On 30 December 2019, the property of KEMA B.V. has been transferred from DNV GL to CESI S.p.A. The acquisition includes all the high voltage testing, inspection and certification activities carried out at the KEMA owned laboratories in Arnhem (The Netherlands) and Prague (Czech Republic). The transaction was completed on 2 March 2020 with the acquisition of the Chalfont laboratory (USA).

The KEMA testing and inspections facilities include the world’s largest high-power laboratory, with the highest short circuit power of 10,000 MVA, and the world’s first laboratory capable of testing ultra-high voltage components for super grids, as well as the Flex Power Grid Laboratory, for advanced testing of smart grids components.

==History==
KEMA was founded in 1927 as the Dutch electricity industry’s Arnhem-based test house, providing electrical safety testing and certification activities.

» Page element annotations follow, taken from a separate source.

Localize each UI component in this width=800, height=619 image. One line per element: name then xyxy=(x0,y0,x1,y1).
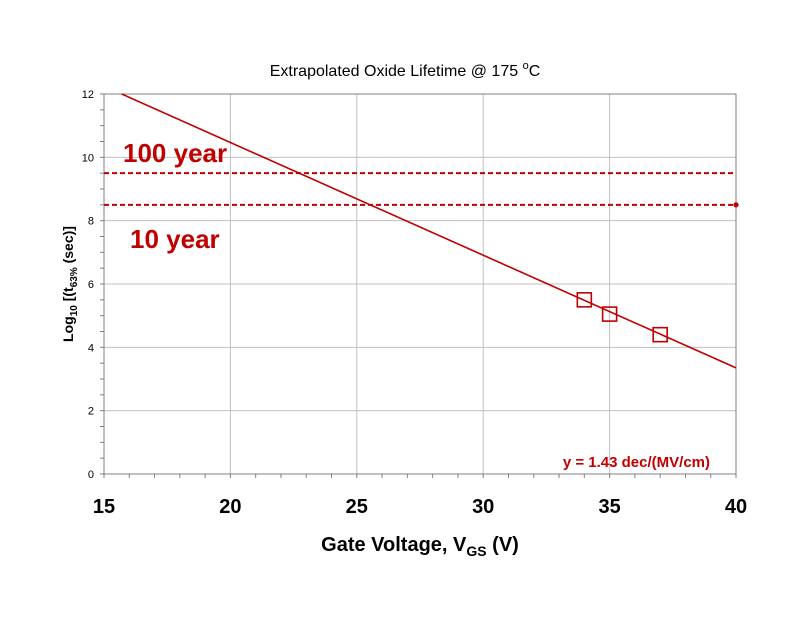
data-point xyxy=(652,326,668,343)
data-point xyxy=(576,292,593,308)
x-tick-label: 20 xyxy=(219,496,241,518)
x-tick-label: 30 xyxy=(472,496,494,518)
y-tick-label: 4 xyxy=(88,342,94,354)
data-point xyxy=(601,306,618,322)
fit-equation: y = 1.43 dec/(MV/cm) xyxy=(563,454,710,471)
y-tick-labels: 0 2 4 6 8 10 12 xyxy=(82,89,94,481)
y-tick-label: 10 xyxy=(82,152,94,164)
series xyxy=(121,93,737,369)
x-tick-label: 15 xyxy=(93,496,115,518)
x-axis-label: Gate Voltage, VGS (V) xyxy=(321,534,519,559)
y-tick-label: 12 xyxy=(82,89,94,101)
x-tick-labels: 15 20 25 30 35 40 xyxy=(93,496,747,518)
y-tick-label: 0 xyxy=(88,469,94,481)
x-tick-label: 25 xyxy=(346,496,368,518)
reference-line-end-dot xyxy=(733,202,739,208)
x-tick-label: 35 xyxy=(598,496,620,518)
plot-frame xyxy=(103,93,737,475)
y-tick-label: 2 xyxy=(88,406,94,418)
y-tick-label: 8 xyxy=(88,216,94,228)
y-tick-label: 6 xyxy=(88,279,94,291)
chart-title: Extrapolated Oxide Lifetime @ 175 oC xyxy=(270,60,541,80)
fit-line xyxy=(121,93,737,369)
reference-lines xyxy=(104,172,739,208)
reference-label-10-year: 10 year xyxy=(130,224,220,254)
x-tick-label: 40 xyxy=(725,496,747,518)
y-axis-label: Log10 [(t63% (sec)] xyxy=(60,226,80,342)
minor-ticks xyxy=(100,93,737,478)
reference-label-100-year: 100 year xyxy=(123,138,227,168)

In the span of eighty years, The company is a risk management company actively providing independent applied research and consultancy services via an international network of subsidiaries and agencies.

On 22 December 2011, DNV acquired 74.3% of KEMA's shares, creating a global consulting and certification company within the cleaner energy, sustainability, power generation, transmission and distribution sectors.

On 12 September 2013, DNV and GL merged into DNV GL.

On 30 December 2019, the property of KEMA B.V. has been transferred from DNV GL to CESI S.p.A. The acquisition includes all the high voltage testing, inspection and certification activities carried out at the KEMA owned laboratories in Arnhem (The Netherlands) and Prague (Czech Republic). The transaction was completed on 2 March 2020 with the acquisition of the Chalfont laboratory (USA).